For optimum results, cells for cryopreservation should be in log phase of growth. Similar or standard freezing protocols may be substituted.

1. Examine and make sure the cell culture free of contamination, in healthy situation and proper confluency, etc.
2. 2Perform a cell count to determine the viability of cells.
3. Gently pellet the cells centrifugation (3-5 minutes at 1,000~2,000rpm, 4℃). Remove the supernatant using a aspirator.
4. Gently suspend the cells with STEM-CELLBANKER^® (1ml for 5x10⁵ - 5x10⁶ cells).

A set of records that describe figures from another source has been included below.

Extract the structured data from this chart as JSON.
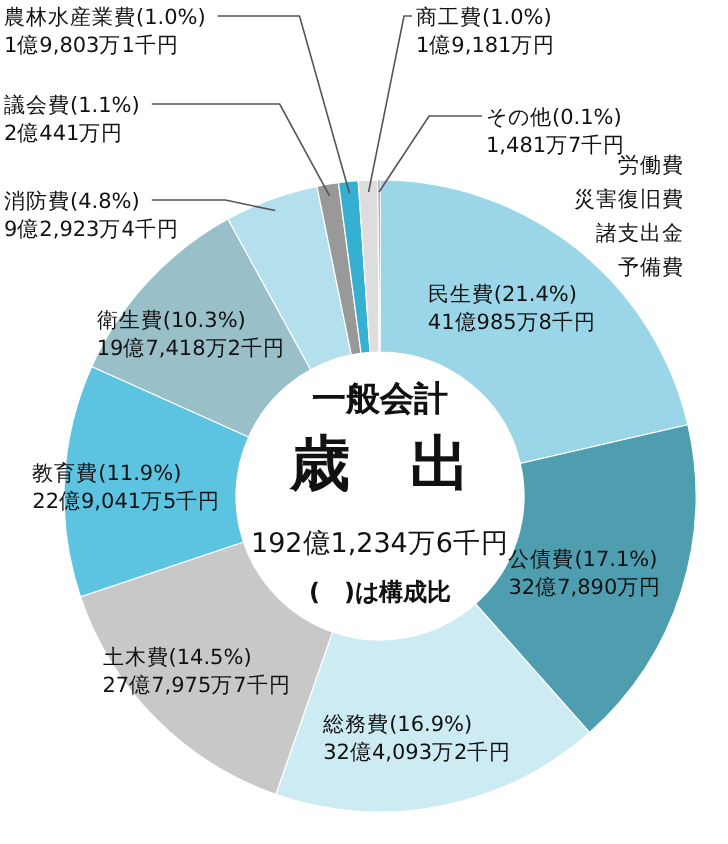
{
  "chart_data": {
    "type": "donut",
    "title": "一般会計",
    "subtitle": "歳　出",
    "categories": [
      "民生費",
      "公債費",
      "総務費",
      "土木費",
      "教育費",
      "衛生費",
      "消防費",
      "議会費",
      "農林水産業費",
      "商工費",
      "その他"
    ],
    "values": [
      21.4,
      17.1,
      16.9,
      14.5,
      11.9,
      10.3,
      4.8,
      1.1,
      1.0,
      1.0,
      0.1
    ],
    "colors": [
      "#9ad6e8",
      "#4f9eb0",
      "#cdebf3",
      "#c8c8c8",
      "#5cc3e0",
      "#99bfc9",
      "#b4e0ee",
      "#999999",
      "#36b0d0",
      "#dddddd",
      "#444444"
    ],
    "value_labels": [
      "(21.4%)\n41億985万8千円",
      "(17.1%)\n32億7,890万円",
      "(16.9%)\n32億4,093万2千円",
      "(14.5%)\n27億7,975万7千円",
      "(11.9%)\n22億9,041万5千円",
      "(10.3%)\n19億7,418万2千円",
      "(4.8%)\n9億2,923万4千円",
      "(1.1%)\n2億441万円",
      "(1.0%)\n1億9,803万1千円",
      "(1.0%)\n1億9,181万円",
      "(0.1%)\n1,481万7千円"
    ],
    "annotations": [
      "192億1,234万6千円",
      "(　)は構成比",
      "労働費",
      "災害復旧費",
      "諸支出金",
      "予備費"
    ]
  }
}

5. Dispense the cell suspension in 1ml aliquots to cryopreservation vials that have been labeled with the cell line name, cell concentration, passage date and other essential information.
6. Place the vials directly in a -80℃ or in a programmable freezer for storage. If necessary, transfer the frozen vials to a liquid nitrogen storage tank after the vials have been frozen for at least 24 hours.

B. Thawing

1. Remove the frozen cell from storage and quickly thaw in a 37°C shaking water bath.

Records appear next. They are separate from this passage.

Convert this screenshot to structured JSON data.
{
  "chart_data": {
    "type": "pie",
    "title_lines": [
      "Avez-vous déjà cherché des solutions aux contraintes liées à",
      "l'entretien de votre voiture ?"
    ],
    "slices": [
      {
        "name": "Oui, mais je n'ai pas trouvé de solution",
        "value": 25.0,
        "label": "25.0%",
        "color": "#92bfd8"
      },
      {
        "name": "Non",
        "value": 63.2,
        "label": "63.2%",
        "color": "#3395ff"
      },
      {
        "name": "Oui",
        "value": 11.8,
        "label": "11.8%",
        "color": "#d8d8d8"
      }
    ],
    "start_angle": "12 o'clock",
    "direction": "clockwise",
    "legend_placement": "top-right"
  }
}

2. Immediately dilute and gently mix each 1ml of cells with 10ml of complete cell culture medium. The use of CELLOTION^® is more effective.
3. Gently pellet the cells centrifugation (3-5 minutes at 1,000~2,000rpm, 4℃). Remove the supernatant aspirator.
4. Gently suspend the cells with appropriate volume of complete cell culture medium. And plate in a culture flask.
5. Continue the further culture procedures according to standard protocols.